When you enter into a lease involving mineral rights on your land, how do you know how much money is due to you from the extracted oil and gas? Are you responsible to bear some of the costs of extraction or transportation? What evidence do you receive as to the amount of these costs? The complaint for this class action takes issue with EQT Production Company’s and Stone Energy Corporation’s figuring of costs deducted from royalties due on oil and gas leases on private land.
The class for this action is individual who own oil or gas rights in West Virginia, who have leased those rights, and for whom EQT and Stone are the lessees or assignees of those rights.
EQT and Stone were not the original lessees of mineral rights on plaintiff John S. Starkey’s land. Starkey, who lives in Wetzel County, West Virgina, originally entered into a contract with Chesapeake Appalachia, LLC in 2009. However, EQT and Stone seem to have acquired Chesapeake Appalachia leases in West Virginia and the complaint alleges that they are now deducting post-production costs from the royalties paid to Starkey and, presumably, to other lessors.
The complaint quotes a 1963 case that found that “a distinguishing characteristic of [the landowner’s royalty] is that it is not chargeable with any of the costs of discovery and production.”

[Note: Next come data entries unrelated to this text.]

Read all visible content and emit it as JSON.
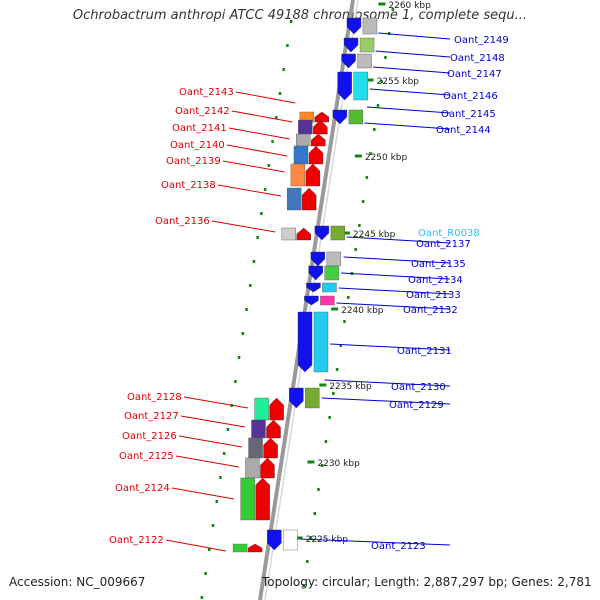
{
  "title": "Ochrobactrum anthropi ATCC 49188 chromosome 1, complete sequ...",
  "footer": {
    "accession": "Accession: NC_009667",
    "topology": "Topology: circular; Length: 2,887,297 bp; Genes: 2,781"
  },
  "colors": {
    "reverse_label": "#dd0000",
    "forward_label": "#0000cc",
    "rna_label": "#33bbee",
    "axis": "#999999",
    "tick": "#118811"
  },
  "scale": {
    "ticks": [
      "2260 kbp",
      "2255 kbp",
      "2250 kbp",
      "2245 kbp",
      "2240 kbp",
      "2235 kbp",
      "2230 kbp",
      "2225 kbp"
    ]
  },
  "genes": {
    "forward": [
      "Oant_2149",
      "Oant_2148",
      "Oant_2147",
      "Oant_2146",
      "Oant_2145",
      "Oant_2144",
      "Oant_2137",
      "Oant_2135",
      "Oant_2134",
      "Oant_2133",
      "Oant_2132",
      "Oant_2131",
      "Oant_2130",
      "Oant_2129",
      "Oant_2123"
    ],
    "rna": [
      "Oant_R0038"
    ],
    "reverse": [
      "Oant_2143",
      "Oant_2142",
      "Oant_2141",
      "Oant_2140",
      "Oant_2139",
      "Oant_2138",
      "Oant_2136",
      "Oant_2128",
      "Oant_2127",
      "Oant_2126",
      "Oant_2125",
      "Oant_2124",
      "Oant_2122"
    ]
  }
}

A 2001 case, quoted in the same paragraph, notes that “unless the lease provides otherwise, the lessee must bear all costs incurred in exploring for, producing, marketing, and transporting” the gas or oil taken out. The same case requires that “the lessee must prove, by evidence of the type normally developed in legal proceedings requiring an accounting, that he, the lessee, actually incurred such costs and that they were reasonable.”
Finally, the complaint quotes a 2006 case that insists that, if the lessor must share some of the costs, the language in the lease “must expressly provide that the lessor shall bear some part of the costs … identify with particularity the specific deductions … and indicate the method of calculating the amount to be deducted from the royalty” for the costs.
The complaint claims that the language of the lease does not comply with these points, and that it creates ambiguities as to the amount of post-production costs that the companies can deduct and as to the “reasonable depreciation and amortization expenses” they are also permitted to deduct.
The complaint therefore alleges that the companies should not have been deducting anything from the royalties and should have paid the lessors the full amounts.
Among the violations cited are breach of contract, breach of covenant of good faith and fair dealing, conversion, breach of fiduciary duty, and intentional misrepresentation.